Commission Calculation
This expense covers fees paid to third-party agents or booking channels for securing guest stays. To model this accurately, you need projected Total Room Revenue for 2026, as the 30% rate applies only to lodging income, not F&B or spa sales. It’s a direct subtraction from your top-line room line item.

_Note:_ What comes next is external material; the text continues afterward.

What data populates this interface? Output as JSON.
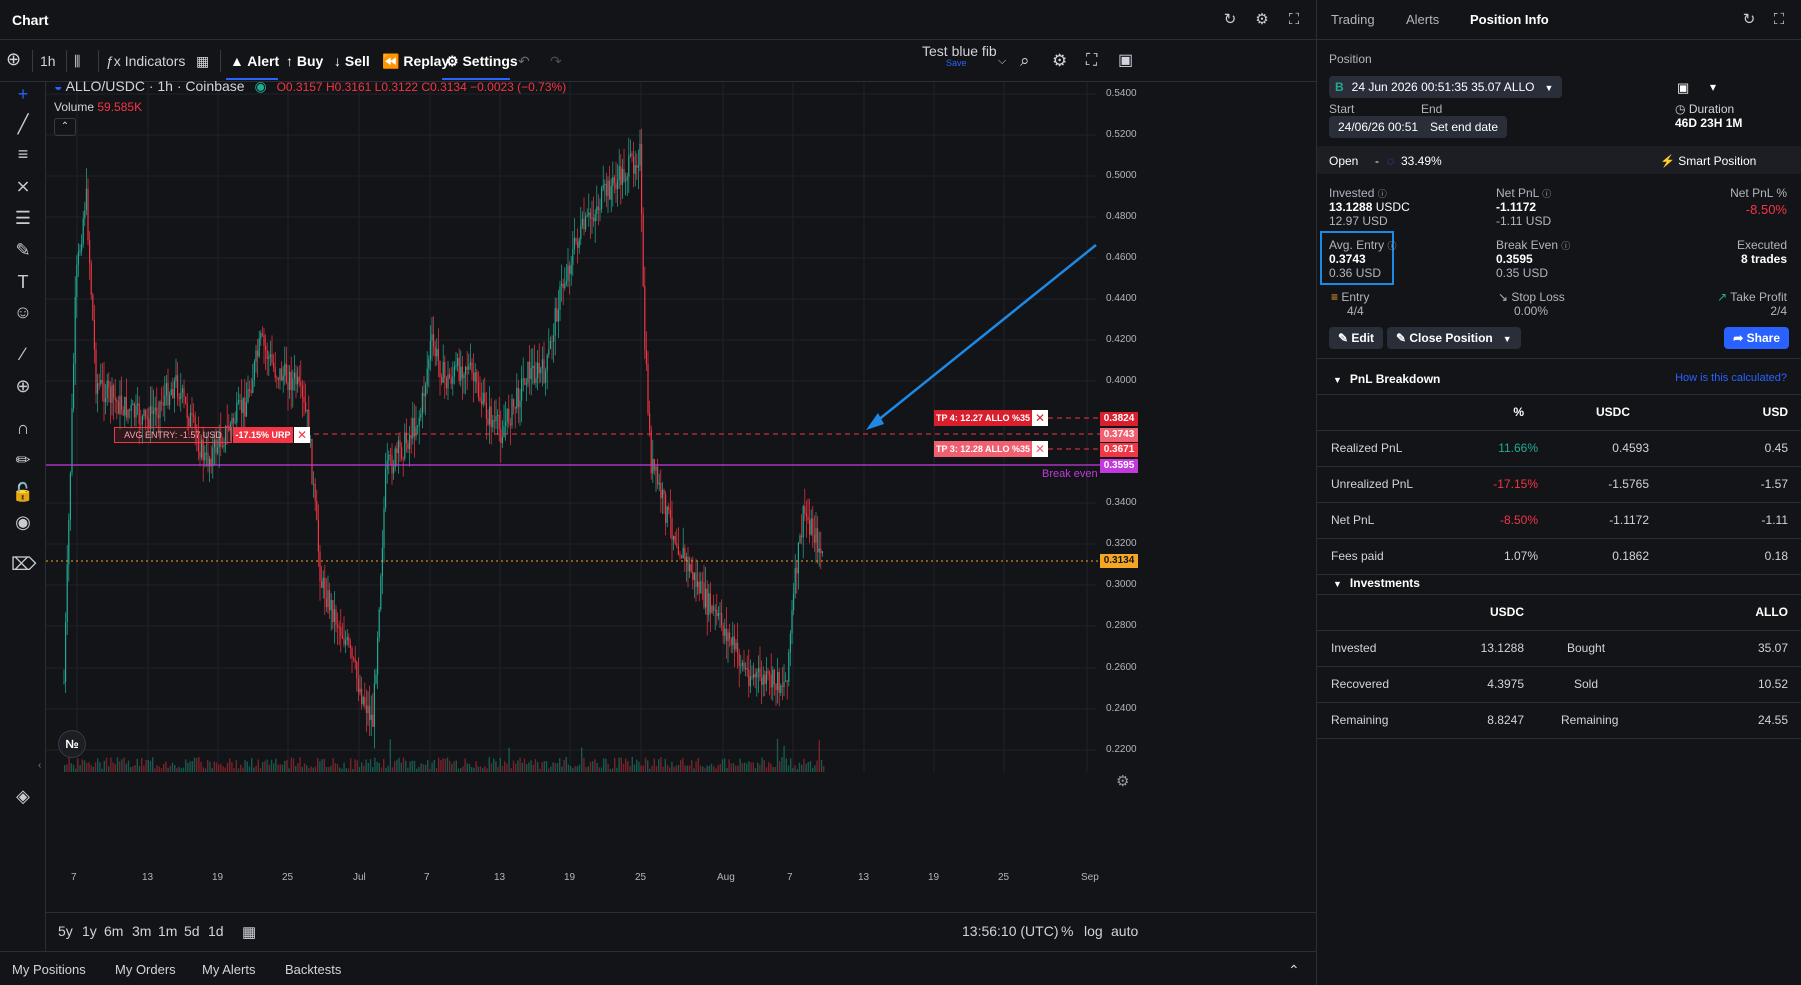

Input: Gross Room Revenue Projections
Rate: Fixed at 30% for 2026 estimates
Impact: Reduces Net ADR realization
Cutting Commission Drag
Managing this cost means shifting bookings from agents to your own channels where you control the fee structure. High commission environments punish profitability fast, especially when occupancy is low. Focus marketing spend on driving direct bookings to capture the full ADR.
Benchmark: Aim for direct bookings above 60%
Avoid: Over-relying on high-commission OTAs
Tactic: Offer loyalty perks for direct reservations
Net ADR Reality
Remember that your advertised ADR is not what you collect. If you sell a room for $500 but pay a 30% commission, your revenue contribution from that booking is only $350 before operating costs. This margin compression must be built into pricing strategy now.
Running Cost 7
: Software & Legal
Fixed Admin Overhead
Your fixed monthly administrative overhead for essential software and compliance is $8,000. This covers $5,000 for necessary platform access and $3,000 for ongoing legal and accounting support needed to manage the resort's complex revenue streams.
Cost Breakdown
This $8,000 covers core operational software, like property management systems, plus the retainer for external counsel. You need quotes for the legal retainer and subscription lists for software costs. If you add more services, this number grows defintely.
Software: $5,000 monthly subscription fees.
Legal/Accounting: $3,000 retainer.
Total fixed admin: $8,000.
Cost Control Tactics
Review software licenses annually against actual usage; many resorts overpay for unused seats. For legal work, shift from a high monthly retainer to a pay-as-you-go structure after initial setup. Compliance is non-negotiable here.
Audit unused software seats now.
Benchmark legal costs against industry peers.
Avoid scope creep in retainer agreements.
Fixed Burden
Since this $8,000 is fixed, it must be covered regardless of the 580% occupancy rate or room nights sold. Focus on keeping ancillary revenue high enough to absorb this overhead easily before scaling payroll or inventory costs.